I’ve definitely spent a lot of time complaining about Symfony2.
It’s not likely to stop any time soon either. I find it crude, limiting and to be honest, more than a little bit insulting. To my mind, it’s not ready for primetime consumption.
The fact that caching is basically essential to get a site up and running, that’s an immediate red flag to me. Even with caching, running from Amazon EC2 Large instances, we see a delay of around 10 seconds before a page loads.
Who knows, maybe we’re doing something wrong. It’s certainly possible, since the documentation is so poor.
I want to add a HTML5 cache manifest to my project now - can I find out how? Can I hell. There’s no details ANYWHERE on how I’d go about doing so. Surely if Assetic is processing all of my files, it should have the ability to dump a list of them into a cache file?
Also, the fact that I’ve had to override the standard form components in order to add unique IDs to each element, so that our designer can style them correctly? That’s a problem too. If I’m going to use a framework at all, I want it to make certain decisions for me, for the sake of convention and ease of use. Yes, I should be able to override them. No, I shouldn’t have to, unless I really do want to do something special.

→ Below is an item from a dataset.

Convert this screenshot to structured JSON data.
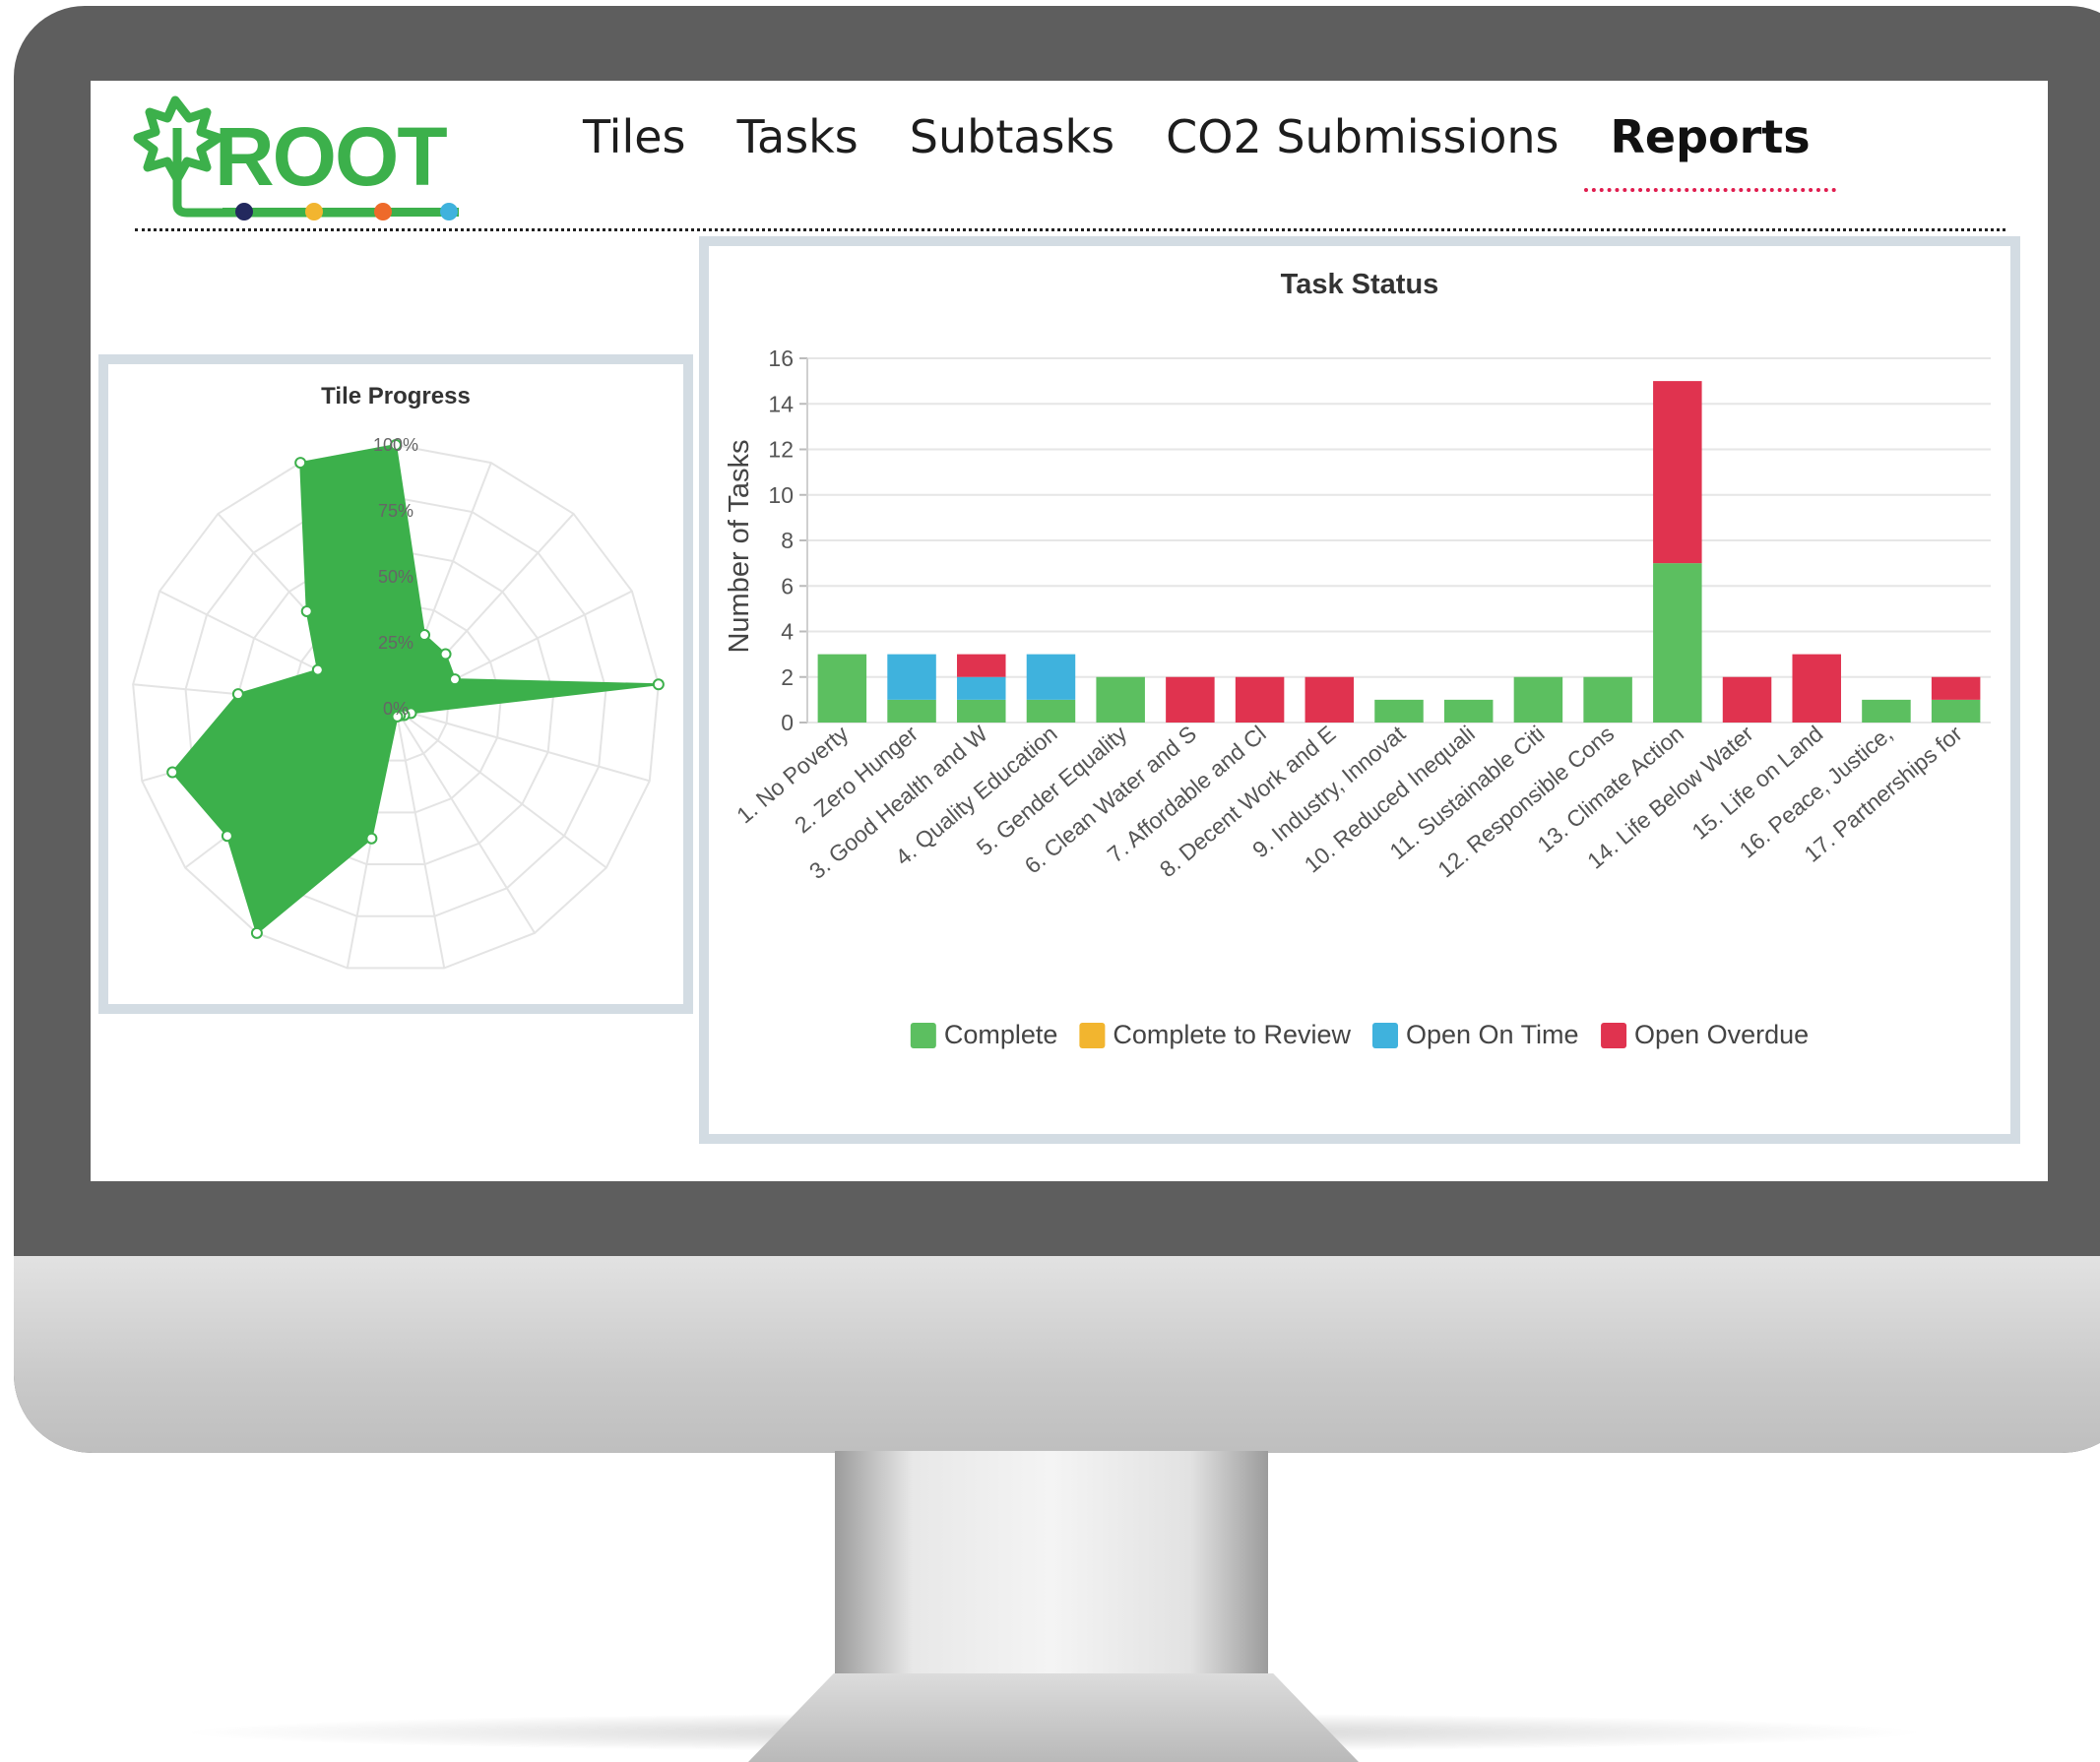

Equally, supporting different output formats seems to be missing from the documentation. I want to provide a JSON API to my internal users, but I can’t do that easily without reproducing a load of stuff. It also seems like with dependency injection I end up writing a whole load more code. Again, I don’t see that as a positive.
Symfony2 may well be the best of the “new-breed” PHP 5.3 frameworks that’s currently available, but that doesn’t mean it’s any good. Now, I’m going back to Rails. I’d never consider using this piece of crap on a project unless I had no other choice.